The bluntnose sixgill shark is widely distributed in tropical and temperate seas around the world. In Canada, they are most commonly seen off of the coast of British Columbia. While most sharks have five gill slits, as their name suggests, the bluntnose sixgill shark actually has six gill slits. This trait is common in more prehistoric shark species. Other traits that bluntnose sixgill sharks possess that are considered to be more ancient include the location of the dorsal fin close to the tail and the presence of a translucent eyelid.

Bluntnose sixgill shark Hexanchus griseus

Pacific sleeper shark (Somniosus pacificus)

Pacific sleeper sharks are only found in the North Pacific, from Japan to the Bering and Chukchi Seas down to California. They are closely related to Greenland sharks, with both being considered very slow moving, cold, deep-water species. They are scavengers, using suction and their sharp cutting teeth to feed on carcasses on the ocean floor. Pacific sleeper sharks are frequently seen in small groups when feeding, a trait common among scavenger species as it helps them to find more food.

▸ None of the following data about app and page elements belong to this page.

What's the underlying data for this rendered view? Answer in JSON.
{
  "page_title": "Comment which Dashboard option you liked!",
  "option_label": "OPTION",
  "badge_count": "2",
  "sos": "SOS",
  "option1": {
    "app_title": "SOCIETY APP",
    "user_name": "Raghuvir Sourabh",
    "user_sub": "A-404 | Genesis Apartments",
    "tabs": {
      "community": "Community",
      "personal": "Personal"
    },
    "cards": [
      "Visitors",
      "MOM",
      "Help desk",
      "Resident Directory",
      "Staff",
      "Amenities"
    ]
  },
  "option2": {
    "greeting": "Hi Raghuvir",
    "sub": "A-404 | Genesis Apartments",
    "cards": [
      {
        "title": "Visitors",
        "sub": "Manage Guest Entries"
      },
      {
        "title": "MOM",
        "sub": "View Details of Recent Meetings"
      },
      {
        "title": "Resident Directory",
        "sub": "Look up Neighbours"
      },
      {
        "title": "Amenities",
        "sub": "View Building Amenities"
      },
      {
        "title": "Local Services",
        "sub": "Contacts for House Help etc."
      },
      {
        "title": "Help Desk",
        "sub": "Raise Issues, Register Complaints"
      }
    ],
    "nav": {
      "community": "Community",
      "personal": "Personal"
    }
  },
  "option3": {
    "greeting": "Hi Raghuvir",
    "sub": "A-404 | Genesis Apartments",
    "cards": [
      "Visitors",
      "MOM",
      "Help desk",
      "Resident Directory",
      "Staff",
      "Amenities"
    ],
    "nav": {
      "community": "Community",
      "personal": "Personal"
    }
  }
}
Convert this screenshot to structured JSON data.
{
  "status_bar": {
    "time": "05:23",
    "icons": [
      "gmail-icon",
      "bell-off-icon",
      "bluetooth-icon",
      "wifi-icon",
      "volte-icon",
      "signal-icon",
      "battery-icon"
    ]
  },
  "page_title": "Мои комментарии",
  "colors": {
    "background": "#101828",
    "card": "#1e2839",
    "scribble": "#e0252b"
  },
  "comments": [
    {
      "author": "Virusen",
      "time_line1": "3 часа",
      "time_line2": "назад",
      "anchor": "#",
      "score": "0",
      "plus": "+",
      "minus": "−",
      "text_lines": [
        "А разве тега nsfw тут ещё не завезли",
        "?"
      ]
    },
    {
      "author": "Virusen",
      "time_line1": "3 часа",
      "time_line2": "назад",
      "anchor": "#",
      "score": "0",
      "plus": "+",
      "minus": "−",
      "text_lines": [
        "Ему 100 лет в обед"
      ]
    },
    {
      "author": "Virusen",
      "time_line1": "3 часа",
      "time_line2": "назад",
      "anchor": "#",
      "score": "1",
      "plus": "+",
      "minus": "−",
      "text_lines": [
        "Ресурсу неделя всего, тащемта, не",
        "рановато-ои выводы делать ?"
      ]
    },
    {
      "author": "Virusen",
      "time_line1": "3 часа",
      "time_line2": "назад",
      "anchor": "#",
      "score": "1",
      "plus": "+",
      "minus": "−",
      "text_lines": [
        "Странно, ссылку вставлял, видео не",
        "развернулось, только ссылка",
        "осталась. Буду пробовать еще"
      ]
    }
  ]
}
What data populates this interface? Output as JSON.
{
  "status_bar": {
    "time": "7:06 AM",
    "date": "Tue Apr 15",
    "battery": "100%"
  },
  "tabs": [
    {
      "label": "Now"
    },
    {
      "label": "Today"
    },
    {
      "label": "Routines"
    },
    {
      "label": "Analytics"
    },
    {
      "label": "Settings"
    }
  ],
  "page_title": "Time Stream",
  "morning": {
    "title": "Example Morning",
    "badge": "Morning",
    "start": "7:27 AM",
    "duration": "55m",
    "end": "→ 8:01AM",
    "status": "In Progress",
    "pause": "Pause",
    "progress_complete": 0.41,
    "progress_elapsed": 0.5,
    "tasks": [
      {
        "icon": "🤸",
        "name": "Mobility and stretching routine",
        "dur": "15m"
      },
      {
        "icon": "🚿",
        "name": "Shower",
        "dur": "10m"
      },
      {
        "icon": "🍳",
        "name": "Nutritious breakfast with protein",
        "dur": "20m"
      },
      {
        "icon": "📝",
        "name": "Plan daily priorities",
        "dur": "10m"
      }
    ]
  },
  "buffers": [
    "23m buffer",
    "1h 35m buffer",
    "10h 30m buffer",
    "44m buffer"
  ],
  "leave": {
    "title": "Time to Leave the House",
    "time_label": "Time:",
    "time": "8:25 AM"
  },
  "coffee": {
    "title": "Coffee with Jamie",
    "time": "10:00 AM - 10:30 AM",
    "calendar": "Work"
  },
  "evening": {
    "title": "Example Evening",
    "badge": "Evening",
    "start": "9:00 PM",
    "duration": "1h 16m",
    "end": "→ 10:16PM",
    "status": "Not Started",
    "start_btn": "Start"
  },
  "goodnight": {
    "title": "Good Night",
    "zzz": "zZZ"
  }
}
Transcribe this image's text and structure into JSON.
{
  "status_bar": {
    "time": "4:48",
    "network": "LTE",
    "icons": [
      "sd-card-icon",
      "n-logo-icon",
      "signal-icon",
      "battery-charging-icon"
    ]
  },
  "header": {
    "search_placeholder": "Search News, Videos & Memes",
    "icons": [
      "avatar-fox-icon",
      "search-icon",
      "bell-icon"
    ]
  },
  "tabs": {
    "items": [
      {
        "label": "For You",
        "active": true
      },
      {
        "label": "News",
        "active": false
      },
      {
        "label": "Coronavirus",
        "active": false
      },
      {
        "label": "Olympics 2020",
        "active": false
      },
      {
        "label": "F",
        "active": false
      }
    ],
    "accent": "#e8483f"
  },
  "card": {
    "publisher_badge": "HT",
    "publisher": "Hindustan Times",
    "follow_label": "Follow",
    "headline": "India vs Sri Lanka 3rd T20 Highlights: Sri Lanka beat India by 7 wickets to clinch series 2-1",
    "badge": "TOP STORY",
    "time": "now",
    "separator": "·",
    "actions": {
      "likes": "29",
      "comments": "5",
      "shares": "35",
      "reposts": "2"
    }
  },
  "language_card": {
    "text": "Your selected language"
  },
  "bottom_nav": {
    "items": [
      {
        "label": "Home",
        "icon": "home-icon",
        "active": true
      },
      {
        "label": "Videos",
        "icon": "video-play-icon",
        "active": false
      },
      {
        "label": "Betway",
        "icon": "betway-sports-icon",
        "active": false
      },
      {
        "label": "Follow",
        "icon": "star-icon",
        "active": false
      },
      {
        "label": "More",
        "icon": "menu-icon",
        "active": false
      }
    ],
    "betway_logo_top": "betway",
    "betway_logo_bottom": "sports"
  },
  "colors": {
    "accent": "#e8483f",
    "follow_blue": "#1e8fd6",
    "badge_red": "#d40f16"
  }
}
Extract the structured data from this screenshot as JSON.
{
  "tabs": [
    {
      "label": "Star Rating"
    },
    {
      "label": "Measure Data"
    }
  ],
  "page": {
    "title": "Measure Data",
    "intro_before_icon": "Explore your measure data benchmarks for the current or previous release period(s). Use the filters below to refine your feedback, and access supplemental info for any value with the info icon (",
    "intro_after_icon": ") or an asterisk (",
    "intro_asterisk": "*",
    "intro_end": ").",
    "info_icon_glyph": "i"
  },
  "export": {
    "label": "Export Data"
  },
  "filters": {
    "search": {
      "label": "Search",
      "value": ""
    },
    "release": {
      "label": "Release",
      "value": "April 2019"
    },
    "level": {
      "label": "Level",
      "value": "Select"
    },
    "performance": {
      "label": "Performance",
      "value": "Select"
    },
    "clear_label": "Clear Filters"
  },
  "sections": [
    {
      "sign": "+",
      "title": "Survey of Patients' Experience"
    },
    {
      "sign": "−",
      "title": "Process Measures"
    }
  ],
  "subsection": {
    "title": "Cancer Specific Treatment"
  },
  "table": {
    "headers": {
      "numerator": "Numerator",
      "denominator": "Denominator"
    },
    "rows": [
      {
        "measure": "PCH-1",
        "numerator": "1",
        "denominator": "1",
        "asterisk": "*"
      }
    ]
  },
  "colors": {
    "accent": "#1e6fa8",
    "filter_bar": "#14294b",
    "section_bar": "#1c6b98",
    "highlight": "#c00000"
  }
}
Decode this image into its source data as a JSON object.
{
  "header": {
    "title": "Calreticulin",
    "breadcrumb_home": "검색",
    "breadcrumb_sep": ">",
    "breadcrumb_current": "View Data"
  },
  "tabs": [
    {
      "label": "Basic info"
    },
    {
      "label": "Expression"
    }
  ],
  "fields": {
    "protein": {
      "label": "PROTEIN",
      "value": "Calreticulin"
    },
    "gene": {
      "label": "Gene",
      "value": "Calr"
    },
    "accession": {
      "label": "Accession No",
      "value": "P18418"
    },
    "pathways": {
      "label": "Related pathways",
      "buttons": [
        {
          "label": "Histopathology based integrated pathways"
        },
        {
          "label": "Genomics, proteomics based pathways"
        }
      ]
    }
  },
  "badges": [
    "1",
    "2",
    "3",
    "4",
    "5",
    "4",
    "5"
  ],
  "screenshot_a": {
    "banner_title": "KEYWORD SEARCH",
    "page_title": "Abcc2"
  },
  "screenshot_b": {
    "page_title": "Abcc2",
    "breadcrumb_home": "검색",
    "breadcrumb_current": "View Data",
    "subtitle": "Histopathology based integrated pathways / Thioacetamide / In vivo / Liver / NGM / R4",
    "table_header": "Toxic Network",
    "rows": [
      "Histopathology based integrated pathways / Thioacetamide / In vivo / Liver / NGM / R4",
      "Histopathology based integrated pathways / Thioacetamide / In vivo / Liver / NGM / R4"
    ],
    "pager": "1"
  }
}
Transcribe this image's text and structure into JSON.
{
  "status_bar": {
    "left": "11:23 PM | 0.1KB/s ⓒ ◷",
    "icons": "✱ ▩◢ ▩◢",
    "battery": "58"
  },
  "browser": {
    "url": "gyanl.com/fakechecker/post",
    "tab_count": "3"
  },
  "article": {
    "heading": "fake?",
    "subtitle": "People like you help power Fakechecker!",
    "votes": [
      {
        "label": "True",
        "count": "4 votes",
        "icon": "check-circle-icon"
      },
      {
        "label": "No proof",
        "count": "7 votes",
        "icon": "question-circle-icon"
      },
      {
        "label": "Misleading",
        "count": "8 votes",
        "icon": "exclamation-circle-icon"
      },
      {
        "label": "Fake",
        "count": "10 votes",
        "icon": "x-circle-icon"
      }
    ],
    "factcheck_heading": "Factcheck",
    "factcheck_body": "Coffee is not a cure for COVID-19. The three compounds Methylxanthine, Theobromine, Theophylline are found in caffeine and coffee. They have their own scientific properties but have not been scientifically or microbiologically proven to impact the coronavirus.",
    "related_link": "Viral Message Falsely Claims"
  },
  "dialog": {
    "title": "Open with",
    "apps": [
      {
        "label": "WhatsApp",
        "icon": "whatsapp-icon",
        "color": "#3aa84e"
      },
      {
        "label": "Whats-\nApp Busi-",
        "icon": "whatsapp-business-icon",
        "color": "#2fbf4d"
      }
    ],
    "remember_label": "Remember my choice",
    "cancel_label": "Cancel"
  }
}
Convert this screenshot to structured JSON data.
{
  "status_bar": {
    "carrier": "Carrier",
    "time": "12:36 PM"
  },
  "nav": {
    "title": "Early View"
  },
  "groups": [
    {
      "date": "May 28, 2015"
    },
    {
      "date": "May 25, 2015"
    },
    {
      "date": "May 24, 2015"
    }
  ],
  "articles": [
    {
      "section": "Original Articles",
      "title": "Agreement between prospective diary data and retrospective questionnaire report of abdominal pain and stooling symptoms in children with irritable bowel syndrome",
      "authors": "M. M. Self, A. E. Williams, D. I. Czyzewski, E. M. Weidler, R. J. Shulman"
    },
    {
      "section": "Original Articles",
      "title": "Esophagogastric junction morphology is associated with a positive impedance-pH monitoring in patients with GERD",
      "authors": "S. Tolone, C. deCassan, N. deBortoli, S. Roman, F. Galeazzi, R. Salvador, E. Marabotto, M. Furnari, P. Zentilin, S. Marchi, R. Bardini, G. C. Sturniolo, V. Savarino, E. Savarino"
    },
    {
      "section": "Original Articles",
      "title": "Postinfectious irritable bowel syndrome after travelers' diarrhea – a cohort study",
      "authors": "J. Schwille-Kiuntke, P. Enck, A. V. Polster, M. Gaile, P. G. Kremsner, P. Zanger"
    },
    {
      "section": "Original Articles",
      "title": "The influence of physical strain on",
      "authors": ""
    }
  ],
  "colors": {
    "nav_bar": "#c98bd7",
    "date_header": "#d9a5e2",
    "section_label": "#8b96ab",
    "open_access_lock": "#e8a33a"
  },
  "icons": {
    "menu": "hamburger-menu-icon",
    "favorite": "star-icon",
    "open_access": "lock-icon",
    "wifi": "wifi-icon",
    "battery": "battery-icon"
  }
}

Brown catshark (Appisturus brunneus)

Brown catsharks are found in the Eastern Pacific from Alaska south to Mexico, with some sightings in Panama, Ecuador and Peru. They are small, deep-water sharks that are believed to be a solitary, nocturnal species. Not much is known about brown catsharks due to their elusive behaviour and deep-water habitats. 

Brown catshark Appisturus brunneus

Tope (Galeorhinus galeus)

The tope shark can be found in temperate waters around the world except in the Northwest Pacific and the Northwest Atlantic. In Canada, you can find them off of the Pacific coast in British Columbia. They are a slender, small- to medium-sized shark and commonly feed on schools of fish such as cod, herring, sardines and whiting. They are a highly migratory schooling species and are able to travel more than 56 kilometers (35 miles) in one day.

Salmon shark (Lamna ditropis)

You can find salmon sharks throughout subarctic and temperate waters of the North Pacific, where they are common in waters between 2.5 and 24 degrees Celsius. They are very similar in size and shape to great white sharks, but unlike great whites they are much darker and are covered in dark blotches on their white underbelly. They are named after their favourite food, Pacific salmon, but they are opportunistic feeders and will eat most bony fish.